Table displaying a few different query signatures and associated metrics. — Preliminary query signature analysis sample

Using the python sqlparse library, we created a query signature to group similar queries together by their structure. The left-most column above contains some of these signatures. To identify which signatures to further analyze, we look at two metrics:

Total time: The execution time x the number of occurrences. This gives us an idea of how costly a signature is.
Normalized standard deviation of the execution time: The lower this number, the smaller the deviation is, meaning the runtime of this signature is more consistent. It wont help for us to improve performance of a query signature that has a single long runtime outlier affecting the total system time.

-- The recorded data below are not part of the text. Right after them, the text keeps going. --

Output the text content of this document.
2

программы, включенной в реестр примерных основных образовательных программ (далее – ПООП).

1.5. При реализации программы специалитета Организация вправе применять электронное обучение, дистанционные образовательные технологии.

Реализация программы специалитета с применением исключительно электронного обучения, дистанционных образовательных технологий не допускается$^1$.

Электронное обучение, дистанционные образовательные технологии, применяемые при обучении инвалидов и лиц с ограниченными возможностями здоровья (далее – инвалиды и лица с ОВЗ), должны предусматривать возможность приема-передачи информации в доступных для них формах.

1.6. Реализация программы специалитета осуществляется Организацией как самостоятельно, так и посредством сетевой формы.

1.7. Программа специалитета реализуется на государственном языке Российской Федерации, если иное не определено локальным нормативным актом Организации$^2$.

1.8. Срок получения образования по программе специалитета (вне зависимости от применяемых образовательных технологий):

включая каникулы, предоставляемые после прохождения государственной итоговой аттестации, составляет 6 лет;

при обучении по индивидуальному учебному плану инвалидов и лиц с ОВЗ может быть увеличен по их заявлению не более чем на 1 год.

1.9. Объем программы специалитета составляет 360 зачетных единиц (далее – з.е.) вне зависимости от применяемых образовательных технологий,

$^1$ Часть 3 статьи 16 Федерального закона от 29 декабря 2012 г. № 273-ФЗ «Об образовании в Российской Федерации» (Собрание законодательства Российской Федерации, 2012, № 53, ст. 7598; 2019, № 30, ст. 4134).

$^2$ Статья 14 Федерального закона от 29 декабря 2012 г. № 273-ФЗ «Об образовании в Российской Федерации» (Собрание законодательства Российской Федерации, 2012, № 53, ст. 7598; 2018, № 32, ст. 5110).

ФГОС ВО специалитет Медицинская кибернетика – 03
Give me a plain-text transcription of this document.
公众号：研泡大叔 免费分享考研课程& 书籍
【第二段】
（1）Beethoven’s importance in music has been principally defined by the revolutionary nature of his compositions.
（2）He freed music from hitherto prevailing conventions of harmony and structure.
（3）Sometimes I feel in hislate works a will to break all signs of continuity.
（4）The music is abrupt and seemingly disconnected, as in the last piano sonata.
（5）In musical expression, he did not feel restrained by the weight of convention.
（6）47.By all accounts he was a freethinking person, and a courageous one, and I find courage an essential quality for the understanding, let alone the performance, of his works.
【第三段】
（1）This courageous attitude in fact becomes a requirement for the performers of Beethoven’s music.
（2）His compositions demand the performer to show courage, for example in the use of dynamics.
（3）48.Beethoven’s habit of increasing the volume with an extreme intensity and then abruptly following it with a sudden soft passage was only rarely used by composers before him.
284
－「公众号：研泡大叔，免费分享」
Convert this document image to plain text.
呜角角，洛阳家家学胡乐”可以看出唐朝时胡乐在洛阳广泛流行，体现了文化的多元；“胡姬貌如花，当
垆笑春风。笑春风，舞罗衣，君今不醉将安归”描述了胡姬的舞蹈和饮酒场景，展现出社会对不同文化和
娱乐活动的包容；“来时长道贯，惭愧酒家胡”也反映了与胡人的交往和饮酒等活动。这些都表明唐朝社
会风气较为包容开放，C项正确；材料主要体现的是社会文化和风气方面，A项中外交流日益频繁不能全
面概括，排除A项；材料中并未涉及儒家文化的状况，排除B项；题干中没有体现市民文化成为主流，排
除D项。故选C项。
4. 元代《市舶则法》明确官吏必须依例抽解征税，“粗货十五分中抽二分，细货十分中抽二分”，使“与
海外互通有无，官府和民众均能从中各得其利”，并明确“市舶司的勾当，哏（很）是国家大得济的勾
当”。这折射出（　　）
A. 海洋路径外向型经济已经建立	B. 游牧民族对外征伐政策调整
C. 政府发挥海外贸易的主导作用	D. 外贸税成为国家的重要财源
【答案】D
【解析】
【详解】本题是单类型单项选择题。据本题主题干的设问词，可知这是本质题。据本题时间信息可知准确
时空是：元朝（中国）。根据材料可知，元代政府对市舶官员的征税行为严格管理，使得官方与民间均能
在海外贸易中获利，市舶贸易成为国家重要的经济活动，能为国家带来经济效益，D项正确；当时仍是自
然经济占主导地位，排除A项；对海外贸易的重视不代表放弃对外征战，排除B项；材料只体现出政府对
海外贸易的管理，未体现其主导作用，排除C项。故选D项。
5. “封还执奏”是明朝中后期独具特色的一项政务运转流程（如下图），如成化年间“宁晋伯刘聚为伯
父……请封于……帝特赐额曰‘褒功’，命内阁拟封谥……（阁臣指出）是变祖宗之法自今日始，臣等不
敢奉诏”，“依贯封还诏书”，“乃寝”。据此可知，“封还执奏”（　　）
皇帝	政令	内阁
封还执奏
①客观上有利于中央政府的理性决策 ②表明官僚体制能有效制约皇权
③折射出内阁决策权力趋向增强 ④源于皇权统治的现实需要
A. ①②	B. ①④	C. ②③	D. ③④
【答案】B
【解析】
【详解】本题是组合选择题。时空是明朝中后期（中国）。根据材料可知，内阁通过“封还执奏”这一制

Using query signature analysis we’ve identified common lookup tables, case statements, and temporary table creations that are typical of BI tool query generation. These can be converted to hive tables and surfaced in AREMAC, as opposed to being created on the fly every time a query runs, saving execution time.

Query monitoring data is also being used directly by our user groups, who use the query data to identify optimization opportunities within their BI tools and queries. As a result query monitoring provides insight and optimization opportunities for both the platform and the end user.

In the future we plan to use this dataset to identify additional improvements, such as aggregations and partitioning strategies, as well as leveraging the query information for data lineage of user generated data products.